The radii of curvature $R_1$ and $R_2$ at point $A$ are $R_1=AM$ ($M$ is the center of curvature of the meridian curve in the plane of the figure) and $R_2=AN$ (in the perpendicular plane). $\vec{n}$ is the normal to the surface at point $A$. x is the symmetry axis.
My question is whether $N$ must lies on the symmetry axis.Is the length of $AN$ equal to the radius of curvature parellel to the latitude? If not, is there any condition we need to add in order to make sure that the point $N$ lies on the symmetry axis?
First, let's define a surface of revolution with $z$ as the symmetry axis: $$f(t,\varphi) = \left ( r(t) \cos \varphi, \; r(t) \sin \varphi, \; h(t) \right )$$ For simplicity of notation, let's use $$r = r(t), \quad \dot{r} = \frac{d r(t)}{d t}, \quad \ddot{r} = \frac{d^2 r(t)}{d t^2} \\ h = h(t), \quad \dot{h} = \frac{d h(t)}{d t}, \quad \ddot{h} = \frac{d^2 h(t)}{d t^2}$$ The surface normal unit vector is $$\vec{n}(t, \varphi) = \left ( \frac{-\dot{h}\cos\varphi}{\sqrt{{\dot{r}}^2 + {\dot{h}}^2}}, \; \frac{-\dot{h}\sin\varphi}{\sqrt{{\dot{r}}^2 + {\dot{h}}^2}}, \; \frac{\dot{r}}{\sqrt{{\dot{r}}^2 + {\dot{h}}^2}} \right )$$ If $h\ne0$, and we have a point $\vec{p}(t, \varphi) = \left ( r\cos\varphi, r\sin\varphi, h \right)$ on the surface, and the unit normal $\vec{n}(t, \varphi)$ at that point, their slopes on the $xy$ plane are the same. This means that a line extending the unit normal will always intersect the symmetry axis ($z$ axis), as long as $h\ne0$. (If $h = 0$, then the surface normal is parallel to the symmetry axis.)
The principal curvatures -- maximum and minimum curvature at a given point $(t,\varphi)$ -- are $$\begin{cases} \kappa_1 = \frac{\dot{r}\ddot{h} - \ddot{r}\dot{h}}{({\dot{r}}^2+{\dot{h}}^2)^{3/2}} \\ \kappa_2 = \frac{\dot{h}}{r \sqrt{ {\dot{r}}^2 + {\dot{h}}^2 }} \end{cases}$$ and the Gaussian curvature is $$K = \kappa_1 \kappa_2 = - \frac{\ddot{r}}{r}$$
These hold as long as $r(t)$ and $h(t)$ are twice differentiable.
Radius of curvature is defined as the inverse of curvature.

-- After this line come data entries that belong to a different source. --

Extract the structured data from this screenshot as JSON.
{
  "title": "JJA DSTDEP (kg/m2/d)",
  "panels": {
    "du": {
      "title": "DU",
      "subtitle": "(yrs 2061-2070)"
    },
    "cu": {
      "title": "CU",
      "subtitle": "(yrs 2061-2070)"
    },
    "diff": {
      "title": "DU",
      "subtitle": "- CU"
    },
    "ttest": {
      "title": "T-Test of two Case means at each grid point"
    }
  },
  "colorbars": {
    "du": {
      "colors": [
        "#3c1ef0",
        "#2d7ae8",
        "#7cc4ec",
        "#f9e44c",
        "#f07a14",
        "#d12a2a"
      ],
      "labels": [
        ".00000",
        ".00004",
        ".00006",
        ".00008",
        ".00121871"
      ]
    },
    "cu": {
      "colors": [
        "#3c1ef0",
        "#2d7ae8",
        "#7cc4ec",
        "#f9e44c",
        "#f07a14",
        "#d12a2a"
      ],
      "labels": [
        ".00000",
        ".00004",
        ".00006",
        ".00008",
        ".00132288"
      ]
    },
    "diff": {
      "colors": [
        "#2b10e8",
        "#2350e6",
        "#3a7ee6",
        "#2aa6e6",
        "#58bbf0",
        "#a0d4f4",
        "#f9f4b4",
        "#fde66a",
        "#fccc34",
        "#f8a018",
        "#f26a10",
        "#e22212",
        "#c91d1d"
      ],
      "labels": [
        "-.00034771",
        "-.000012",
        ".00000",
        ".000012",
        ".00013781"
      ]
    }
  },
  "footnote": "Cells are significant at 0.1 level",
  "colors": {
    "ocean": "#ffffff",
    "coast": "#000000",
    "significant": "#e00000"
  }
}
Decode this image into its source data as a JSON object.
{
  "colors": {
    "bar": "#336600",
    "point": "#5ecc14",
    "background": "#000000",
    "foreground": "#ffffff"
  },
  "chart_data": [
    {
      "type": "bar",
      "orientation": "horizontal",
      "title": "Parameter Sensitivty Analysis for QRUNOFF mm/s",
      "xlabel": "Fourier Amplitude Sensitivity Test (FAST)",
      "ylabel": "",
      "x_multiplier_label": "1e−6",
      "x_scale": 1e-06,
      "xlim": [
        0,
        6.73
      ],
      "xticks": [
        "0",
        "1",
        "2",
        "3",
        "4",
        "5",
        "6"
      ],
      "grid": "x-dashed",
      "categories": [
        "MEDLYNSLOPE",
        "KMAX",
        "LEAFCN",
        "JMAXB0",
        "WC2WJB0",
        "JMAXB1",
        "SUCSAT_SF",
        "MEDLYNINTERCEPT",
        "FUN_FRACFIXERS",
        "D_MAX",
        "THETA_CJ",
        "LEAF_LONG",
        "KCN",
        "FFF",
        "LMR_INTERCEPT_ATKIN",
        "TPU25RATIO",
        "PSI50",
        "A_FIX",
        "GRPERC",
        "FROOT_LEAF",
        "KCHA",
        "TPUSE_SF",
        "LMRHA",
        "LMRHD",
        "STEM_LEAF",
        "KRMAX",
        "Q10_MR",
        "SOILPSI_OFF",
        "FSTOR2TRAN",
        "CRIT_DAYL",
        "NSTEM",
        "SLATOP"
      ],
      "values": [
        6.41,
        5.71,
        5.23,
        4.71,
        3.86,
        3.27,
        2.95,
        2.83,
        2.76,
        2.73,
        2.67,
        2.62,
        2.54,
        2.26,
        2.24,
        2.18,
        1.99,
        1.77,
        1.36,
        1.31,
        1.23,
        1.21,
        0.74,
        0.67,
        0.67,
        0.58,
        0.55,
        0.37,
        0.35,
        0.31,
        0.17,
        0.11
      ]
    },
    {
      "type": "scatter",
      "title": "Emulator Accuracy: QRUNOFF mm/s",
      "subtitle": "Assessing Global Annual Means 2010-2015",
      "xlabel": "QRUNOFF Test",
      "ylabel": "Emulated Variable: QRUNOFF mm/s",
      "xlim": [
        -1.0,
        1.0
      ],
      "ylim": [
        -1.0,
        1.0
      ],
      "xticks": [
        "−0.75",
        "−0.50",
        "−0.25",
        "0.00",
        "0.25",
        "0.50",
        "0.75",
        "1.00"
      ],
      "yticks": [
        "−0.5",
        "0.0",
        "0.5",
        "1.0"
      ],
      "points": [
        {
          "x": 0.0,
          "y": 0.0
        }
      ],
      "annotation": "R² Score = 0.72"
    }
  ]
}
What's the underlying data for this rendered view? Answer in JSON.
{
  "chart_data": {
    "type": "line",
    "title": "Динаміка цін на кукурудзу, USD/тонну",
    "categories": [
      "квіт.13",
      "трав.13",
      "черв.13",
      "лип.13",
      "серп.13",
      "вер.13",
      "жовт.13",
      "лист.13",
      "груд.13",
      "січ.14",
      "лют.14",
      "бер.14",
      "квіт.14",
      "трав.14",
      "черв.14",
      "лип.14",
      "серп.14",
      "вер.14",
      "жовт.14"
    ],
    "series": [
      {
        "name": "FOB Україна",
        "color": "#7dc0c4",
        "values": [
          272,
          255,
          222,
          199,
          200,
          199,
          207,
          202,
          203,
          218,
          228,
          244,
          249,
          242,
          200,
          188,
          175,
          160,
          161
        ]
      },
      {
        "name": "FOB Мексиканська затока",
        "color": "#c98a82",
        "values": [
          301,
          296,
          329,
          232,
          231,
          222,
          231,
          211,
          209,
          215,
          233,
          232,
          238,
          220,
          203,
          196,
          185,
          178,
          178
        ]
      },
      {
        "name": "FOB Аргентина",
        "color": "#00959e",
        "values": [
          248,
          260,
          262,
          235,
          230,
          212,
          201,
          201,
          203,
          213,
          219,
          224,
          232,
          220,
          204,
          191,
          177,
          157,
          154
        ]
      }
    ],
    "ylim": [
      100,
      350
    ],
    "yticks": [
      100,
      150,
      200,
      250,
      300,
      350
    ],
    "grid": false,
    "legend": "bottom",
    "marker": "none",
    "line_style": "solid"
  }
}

In that sense, the principal radii of curvature are $$\begin{cases} R_1 = \frac{1}{\kappa_1} = \frac{({\dot{r}}^2+{\dot{h}}^2)^{3/2}}{\dot{r}\ddot{h} - \ddot{r}\dot{h}} \\ R_2 = \frac{1}{\kappa_2} = \frac{r \sqrt{ {\dot{r}}^2 + {\dot{h}}^2 }}{\dot{h}} \end{cases}$$ In three dimensions, the centers of their respective circles are always on the line extending the surface normal. (They do differ in their orientation, rotation of the respective circle around the surface normal.)
Alternatively, we can think of the radii as the radii of two spheres, one defining the minimum curvature at that point on the surface, and the other the maximum curvature. The centers of the spheres are still on the line extending the surface normal.
If we look at the original illustration,
then, given that this is a surface of revolution, a line passing through $A$ and $M$, or through $A'$ and $M'$, will always pass through the symmetry axis.
In all honesty, I fail to see any relevance in the location of $M$, really. Since 3D surfaces have two principal curvatures at each point on the surface, using a single point to describe (a part of) it seems.. counterintuitive to me. It is much easier to use the surface normal and curvature parameters, in my opinion.